The Cabin at the End of the World
- Author: Paul Tremblay
- Language: English
- Genre: Horror
- Published: 2018
- Preceded by: Disappearance at Devil's Rock
- Followed by: Survivor Song

= The Cabin at the End of the World =

2018 novel by Paul Tremblay

The Cabin at the End of the World is a 2018 horror novel by American writer Paul Tremblay. The novel won the Horror Writers Association's Bram Stoker Award for Best Novel in 2019. It was adapted into the 2023 film Knock at the Cabin by director M. Night Shyamalan.

==Plot==
Forty-year-old couple Andrew and Eric and their adopted seven-year-old daughter Wen leave their home in Cambridge, Massachusetts behind to spend a vacation in a secluded cabin in New Hampshire. Wen is approached by a large, mysterious man named Leonard, who says he is sad about what he has to do and that he needs Wen and her parents' help to save the world. The two spend time together catching grasshoppers, but Wen becomes suspicious when three other people show up with odd, makeshift weapons. Wen flees to warn Andrew and Eric.
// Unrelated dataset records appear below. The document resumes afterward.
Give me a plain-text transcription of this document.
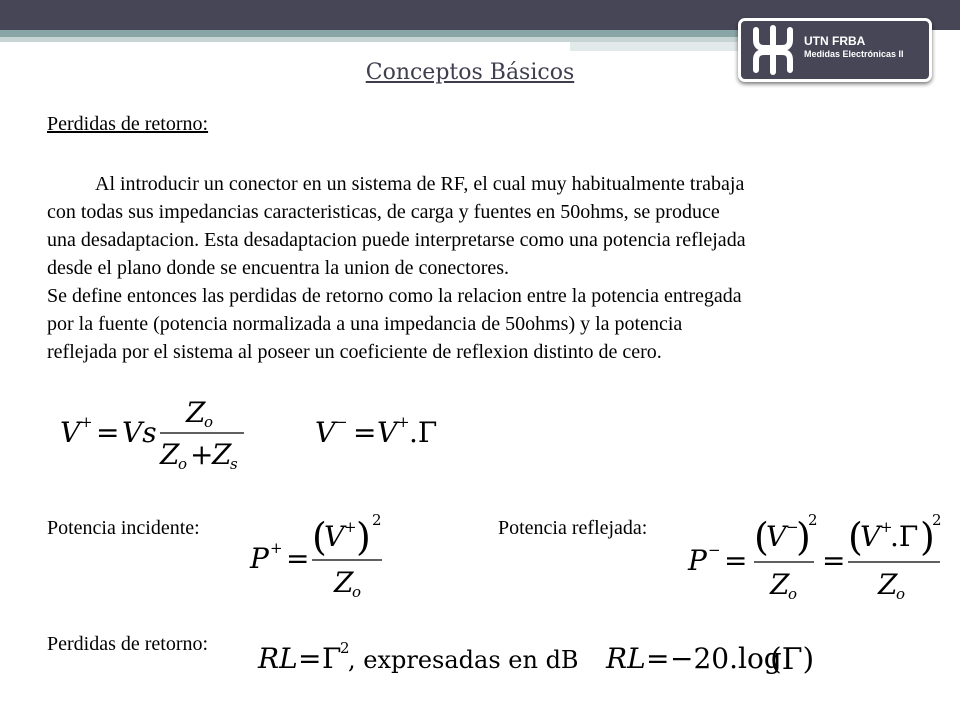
UTN FRBA
Medidas Electrónicas II
Conceptos Básicos
Perdidas de retorno:
Al introducir un conector en un sistema de RF, el cual muy habitualmente trabaja
con todas sus impedancias caracteristicas, de carga y fuentes en 50ohms, se produce
una desadaptacion. Esta desadaptacion puede interpretarse como una potencia reflejada
desde el plano donde se encuentra la union de conectores.
Se define entonces las perdidas de retorno como la relacion entre la potencia entregada
por la fuente (potencia normalizada a una impedancia de 50ohms) y la potencia
reflejada por el sistema al poseer un coeficiente de reflexion distinto de cero.
V + = Vs
Z
o
Z
o +
Z
s
V − = V + .Γ
Potencia incidente:
P + = (
V + ) 2
Z
o
Potencia reflejada:
P − =
(
V −
)
2
Z
o
=
(
V +
.Γ )
2
Z
o
Perdidas de retorno: RL = Γ
2
, expresadas en dB RL = −20.log
(Γ)
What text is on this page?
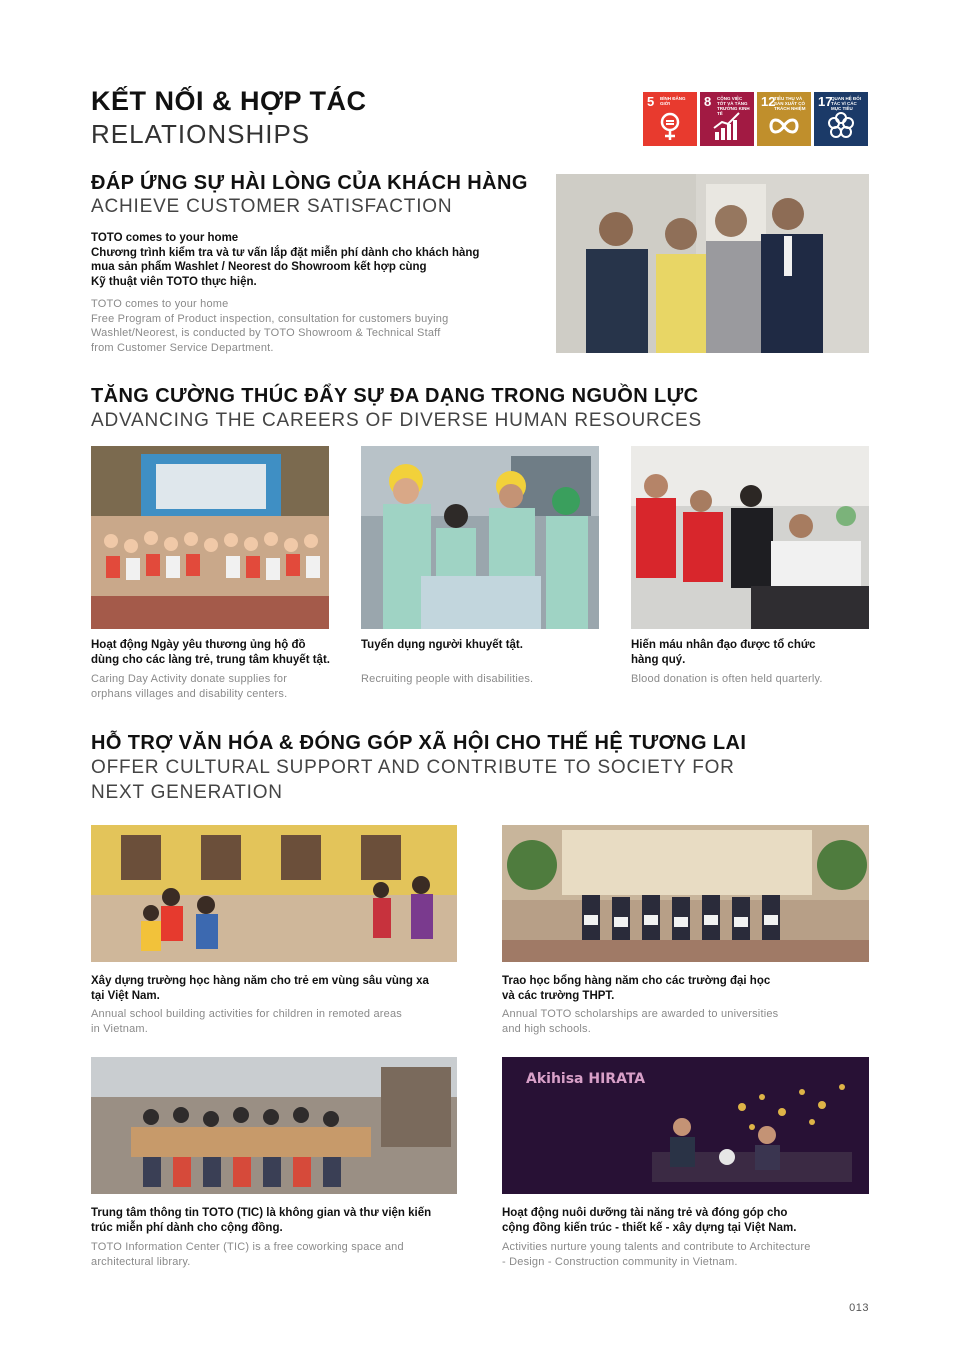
KẾT NỐI & HỢP TÁC
RELATIONSHIPS
5 BÌNH ĐẲNG GIỚI	8 CÔNG VIỆC TỐT VÀ TĂNG TRƯỞNG KINH TẾ
12
TIÊU THỤ VÀ SẢN XUẤT CÓ TRÁCH NHIỆM 17
QUAN HỆ ĐỐI TÁC VÌ CÁC MỤC TIÊU
ĐÁP ỨNG SỰ HÀI LÒNG CỦA KHÁCH HÀNG
ACHIEVE CUSTOMER SATISFACTION
TOTO comes to your home
Chương trình kiểm tra và tư vấn lắp đặt miễn phí dành cho khách hàng
mua sản phẩm Washlet / Neorest do Showroom kết hợp cùng
Kỹ thuật viên TOTO thực hiện.
TOTO comes to your home
Free Program of Product inspection, consultation for customers buying
Washlet/Neorest, is conducted by TOTO Showroom & Technical Staff
from Customer Service Department.
TĂNG CƯỜNG THÚC ĐẨY SỰ ĐA DẠNG TRONG NGUỒN LỰC
ADVANCING THE CAREERS OF DIVERSE HUMAN RESOURCES
Hoạt động Ngày yêu thương ủng hộ đồ
dùng cho các làng trẻ, trung tâm khuyết tật.
Caring Day Activity donate supplies for
orphans villages and disability centers.
Tuyển dụng người khuyết tật.
Recruiting people with disabilities.
Hiến máu nhân đạo được tổ chức
hàng quý.
Blood donation is often held quarterly.
HỖ TRỢ VĂN HÓA & ĐÓNG GÓP XÃ HỘI CHO THẾ HỆ TƯƠNG LAI
OFFER CULTURAL SUPPORT AND CONTRIBUTE TO SOCIETY FOR
NEXT GENERATION
Xây dựng trường học hàng năm cho trẻ em vùng sâu vùng xa
tại Việt Nam.
Annual school building activities for children in remoted areas
in Vietnam.
Trao học bổng hàng năm cho các trường đại học
và các trường THPT.
Annual TOTO scholarships are awarded to universities
and high schools.
Akihisa HIRATA
Trung tâm thông tin TOTO (TIC) là không gian và thư viện kiến
trúc miễn phí dành cho cộng đồng.
TOTO Information Center (TIC) is a free coworking space and
architectural library.
Hoạt động nuôi dưỡng tài năng trẻ và đóng góp cho
cộng đồng kiến trúc - thiết kế - xây dựng tại Việt Nam.
Activities nurture young talents and contribute to Architecture
- Design - Construction community in Vietnam.
013
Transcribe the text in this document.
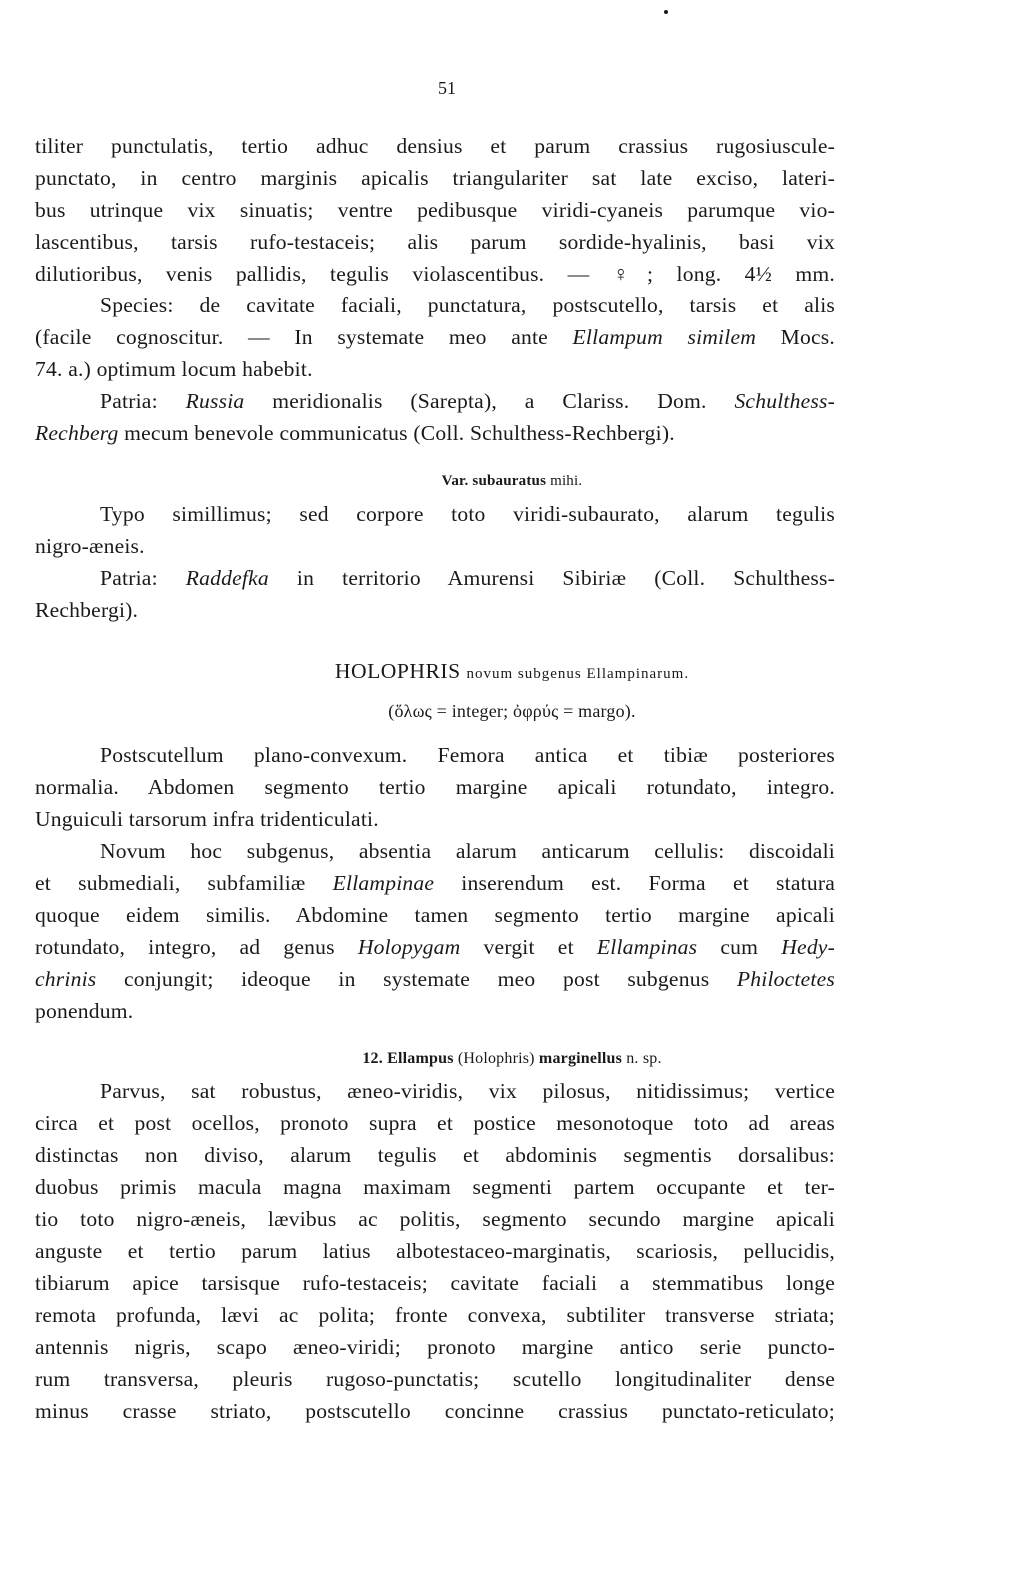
51
tiliter punctulatis, tertio adhuc densius et parum crassius rugosiuscule-
punctato, in centro marginis apicalis triangulariter sat late exciso, lateri-
bus utrinque vix sinuatis; ventre pedibusque viridi-cyaneis parumque vio-
lascentibus, tarsis rufo-testaceis; alis parum sordide-hyalinis, basi vix
dilutioribus, venis pallidis, tegulis violascentibus. — ♀; long. 4½ mm.
Species: de cavitate faciali, punctatura, postscutello, tarsis et alis
(facile cognoscitur. — In systemate meo ante Ellampum similem Mocs.
74. a.) optimum locum habebit.
Patria: Russia meridionalis (Sarepta), a Clariss. Dom. Schulthess-
Rechberg mecum benevole communicatus (Coll. Schulthess-Rechbergi).
Var. subauratus mihi.
Typo simillimus; sed corpore toto viridi-subaurato, alarum tegulis
nigro-æneis.
Patria: Raddefka in territorio Amurensi Sibiriæ (Coll. Schulthess-
Rechbergi).
HOLOPHRIS novum subgenus Ellampinarum.
(ὅλως = integer; ὀφρύς = margo).
Postscutellum plano-convexum. Femora antica et tibiæ posteriores
normalia. Abdomen segmento tertio margine apicali rotundato, integro.
Unguiculi tarsorum infra tridenticulati.
Novum hoc subgenus, absentia alarum anticarum cellulis: discoidali
et submediali, subfamiliæ Ellampinae inserendum est. Forma et statura
quoque eidem similis. Abdomine tamen segmento tertio margine apicali
rotundato, integro, ad genus Holopygam vergit et Ellampinas cum Hedy-
chrinis conjungit; ideoque in systemate meo post subgenus Philoctetes
ponendum.
12. Ellampus (Holophris) marginellus n. sp.
Parvus, sat robustus, æneo-viridis, vix pilosus, nitidissimus; vertice
circa et post ocellos, pronoto supra et postice mesonotoque toto ad areas
distinctas non diviso, alarum tegulis et abdominis segmentis dorsalibus:
duobus primis macula magna maximam segmenti partem occupante et ter-
tio toto nigro-æneis, lævibus ac politis, segmento secundo margine apicali
anguste et tertio parum latius albotestaceo-marginatis, scariosis, pellucidis,
tibiarum apice tarsisque rufo-testaceis; cavitate faciali a stemmatibus longe
remota profunda, lævi ac polita; fronte convexa, subtiliter transverse striata;
antennis nigris, scapo æneo-viridi; pronoto margine antico serie puncto-
rum transversa, pleuris rugoso-punctatis; scutello longitudinaliter dense
minus crasse striato, postscutello concinne crassius punctato-reticulato;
The visitors break into the cabin and tie Andrew and Eric up. Leonard and his companions—Adriane, Redmond, and Sabrina—claim to have never met before this day and have no intention to harm the family, but in the last week, they have been compelled by visions and an unknown power to find the family. They foresee an upcoming apocalypse in which Leonard claims the oceans will rise, there will be plague, the sky will fall, and finally an unending darkness will descend. This can only be averted if the family kills one of their number as a sacrifice. Andrew and Eric believe they are lying and the attack is rooted in hate and delusions.

When the family refuses to choose, the visitors conduct a strange ritual in which they cover Redmond's head with a cloth mask and beat him to death with their weapons. Eric, who is concussed, believes he sees a figure of light as Redmond dies. On the TV, media reports devastating tsunamis, which Leonard says is the start of the apocalypse.

Andrew comes to believe that Redmond is actually Jeff O'Bannon, a man who assaulted Andrew in a bar thirteen years ago, for which he went to prison. Andrew believes O'Bannon tracked him down as revenge, though Eric is not sure that Redmond is O'Bannon. Leonard, Sabrina, and Adriane question if Andrew is right and struggle with their guilt, but maintain that they believe their visions. They reveal that Redmond's death has temporarily delayed the apocalypse.

The next day, as the intruders prepare to sacrifice Adriane, Andrew escapes the cabin and retrieves his gun from the car. He kills Adriane, but during a struggle with Leonard over the gun, Wen is accidentally shot and killed. Devastated, Leonard allows himself to be tied up by Eric and Andrew, but he says that Wen's death has not stopped the apocalypse because she was not a willing sacrifice, and Eric or Andrew still must die. Eric has begun to wonder if the story is true and has visions of flies that lead him to turn on the TV, which shows an outbreak of bird flu. Andrew insists the disasters are coincidental and the visitors were anticipating pre-scheduled news broadcasting. Sabrina describes how she and the other visitors were led by their visions and compulsions to find each other online, execute details of their plan such as creating their weapons, and to continue forward when they wanted to resist. She decides that, after Wen's death, she wants to abandon her task. Sabrina kills Leonard and offers to lead Eric and Andrew to Redmond's car. The TV shows seven spontaneous plane crashes taking place around the world, seemingly fulfilling the prediction of the sky falling.

The couple follow Sabrina into the forest, taking Wen's body; Sabrina recovers the car keys and a gun that Redmond hid. She tells Eric there is still time to prevent the apocalypse, then commits suicide before she can be further compelled. Eric considers taking his own life, but Andrew argues that even if the apocalypse is real, he refuses to obey a god that does not accept Wen's death as enough. They decide that neither wants to leave the other alone by dying. Grief-stricken, Eric and Andrew head for Redmond's car with Wen's body, deciding to stay together through whatever comes.

==Reception==
Author Stephen King wrote that the novel was "thought-provoking and terrifying". Andrew Liptak of The Verge wrote, "Good horror stories look at the world around us to draw inspiration as to what could go wrong, and with this book, Tremblay has penned a story that's not only a nightmare as it plays out on the page, but one that's grimly reflective of the times that we live in."

==Film adaptation==

Knock at the Cabin is an adaptation of The Cabin at the End of the World. It was written, directed, and produced by M. Night Shyamalan, and stars Dave Bautista, Jonathan Groff, Ben Aldridge, Nikki Amuka-Bird, and Rupert Grint. FilmNation Entertainment signed an option with Tremblay in late 2017, prior to the book's publication. Steve Desmond and Michael Sherman wrote the initial draft, and their script was rewritten by Shyamalan. The film was released by Universal Pictures on February 3, 2023.

The film deviates from the book, most notably in that Wen does not die and Eric is sacrificed, unambiguously averting the apocalypse. Additionally, the death order of Sabrina and Leonard is swapped.